Schwäbische Zeitung (Alb-Donau)
Alice im eisigen Wunderland
Mit Tanz, Komik und Akrobatik interpretiert der „Russian Circus on Ice“die Romanvorlage von Lewis Carroll in der Ratiopharm-Arena
NEU-ULM - Ein Artist im bunten Hasenkostüm und ein Mann mit Zylinder auf dem Kopf tanzen auf dem Eis. Hoch über ihnen schwingt ein junges Mädchen in einem Reifen und vollführt waghalsige Kunststücke. Frei nach „Alice in Wunderland“und dessen Fortsetzung „Alice hinter den Spiegeln“liegt der Handlungsrahmen, den sich die Mitglieder des „Russian Circus on Ice“, dem russischen Zirkus auf Eis, abgesteckt hatten. Rund 1300 Besucher kamen in die Ratiopharm-Arena, um das rasante Spektakel zwischen Ballett und Hip Hop auf Kufen und Kunsteis zu sehen.
Doch hielten sich die Macher der Show nicht allzu sehr an die Vorlage des Originals von Lewis Carroll, sondern nutzten gekonnt die schrägen Charaktere des Kinderbuches für ein temporeiches rund zweistündiges Programms. Je nach eigenem Geschmack konnte jeder Zuschauer ein verwirrendes Durcheinander oder die besondere Ordnung, die auf ihren eigenen Regeln basiert, hinter der Handlung erkennen: Wenn etwa die Zwillinge Zwiddeldum und Zwiddeldei in luftiger Höhe an Stoffbändern turnten oder die weiße Schachkönigin mit dutzenden Reifen auf den Hüften Hula-Hoop tanzte, während sich weitere Darsteller auf der Bühne und das Publikum eine Schlacht mit überdimensionalen Kissen lieferten oder die Hauptfigur Alice mit der „Grinsekatze“ein flottes Tänzchen auf Kufen wagte. Besonders mutig zeigten sich die Darsteller, die auf Einrädern über die spiegelglatte Bühne fuhren.
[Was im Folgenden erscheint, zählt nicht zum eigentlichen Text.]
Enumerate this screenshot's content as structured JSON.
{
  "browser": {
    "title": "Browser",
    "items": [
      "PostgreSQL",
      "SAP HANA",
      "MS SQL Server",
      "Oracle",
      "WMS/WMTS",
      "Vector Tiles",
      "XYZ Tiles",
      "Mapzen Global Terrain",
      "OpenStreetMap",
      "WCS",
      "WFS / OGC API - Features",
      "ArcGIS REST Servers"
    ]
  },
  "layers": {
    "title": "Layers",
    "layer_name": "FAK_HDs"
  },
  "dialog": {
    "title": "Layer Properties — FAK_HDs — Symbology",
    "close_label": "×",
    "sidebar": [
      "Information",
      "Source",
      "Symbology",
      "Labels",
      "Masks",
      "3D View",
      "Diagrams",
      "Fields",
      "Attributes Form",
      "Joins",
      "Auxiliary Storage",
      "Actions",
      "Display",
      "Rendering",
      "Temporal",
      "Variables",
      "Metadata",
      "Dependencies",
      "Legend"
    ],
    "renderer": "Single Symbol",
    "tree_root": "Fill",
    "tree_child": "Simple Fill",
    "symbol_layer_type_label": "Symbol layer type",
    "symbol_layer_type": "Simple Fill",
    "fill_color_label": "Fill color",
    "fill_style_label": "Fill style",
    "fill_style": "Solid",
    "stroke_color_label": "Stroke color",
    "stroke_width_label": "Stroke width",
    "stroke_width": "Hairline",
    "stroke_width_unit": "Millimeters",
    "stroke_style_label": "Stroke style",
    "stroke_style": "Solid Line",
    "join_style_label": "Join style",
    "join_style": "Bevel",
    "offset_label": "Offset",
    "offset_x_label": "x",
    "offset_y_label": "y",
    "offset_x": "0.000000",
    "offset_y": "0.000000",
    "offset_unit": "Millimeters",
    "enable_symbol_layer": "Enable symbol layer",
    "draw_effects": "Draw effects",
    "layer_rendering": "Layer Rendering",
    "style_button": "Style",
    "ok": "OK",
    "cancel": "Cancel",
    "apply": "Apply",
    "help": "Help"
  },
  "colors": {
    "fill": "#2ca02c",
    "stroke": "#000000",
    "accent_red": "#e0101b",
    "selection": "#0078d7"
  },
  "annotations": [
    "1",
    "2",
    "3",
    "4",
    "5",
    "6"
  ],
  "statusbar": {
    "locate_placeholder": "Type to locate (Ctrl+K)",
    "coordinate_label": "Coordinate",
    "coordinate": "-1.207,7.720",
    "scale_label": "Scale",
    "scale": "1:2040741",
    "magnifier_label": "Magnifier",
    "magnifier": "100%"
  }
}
Fast noch schräger als die surrealen Figuren der Romanvorlage war der Auftritt des weißen Schachkönigs: Er spielte Melodien zum Mitsingen auf Glasflaschen, dirigierte das Publikum zum Pfeifkonzert oder ließ die Zuschauer zum Wettkampf antreten, welche Reihe wohl lauter applaudieren könne.
Gewolltes Chaos auf der Eisfläche
Bisweilen konnte da der Beobachter in der Fülle der gebotenen Aktionen auf der Bühne den Überblick verlieren. Doch dürfte das Chaos auf der Spielfläche durchaus gewollt sein. Wie bunte und schrille bewegte Bilder stellten die Tänzer immer wieder neue fantasievolle Szenen dar und spannten mit akrobatischen Einlagen wie Seilsprüngen, Jonglagen oder Trapezartistik den Bogen zum anspruchsvollen Zirkusprogramm. Ein Hintergrund aus tausenden LEDLeuchten funkelten und blitzten im Takt der Playback-Musik dazu.
Das Potenzial, ein kultureller Meilenstein zu werden – wie das Original, das aus dem Jahr 1871 stammt – hat die schrille Show wahrscheinlich nicht. Doch mit temporeichen Tanzeinlagen, originellen Showelementen und bemerkenswerter Akrobatik bot der russisches Eiszirkus ein durchaus unterhaltsames Programm für die ganze Familie, bei dem die Zuschauer gleichermaßen ins Staunen und Schwärmen kommen konnten.
Wie weit die Eisshow nun tatsächlich am Original gewesen sein mag, dürfte damit für die Zuschauer wohl auch nur nebensächlich sein. Denn die Fantasiewelt hinter dem Zauberspiegel, wie sie der Schriftsteller Lewis Carroll in seinen Büchern beschreibt, lädt auch fast 150 Jahre danach noch dazu ein, in jeder Form für farbenfrohe Shows dieser Art karikiert, parodiert und kopiert zu werden.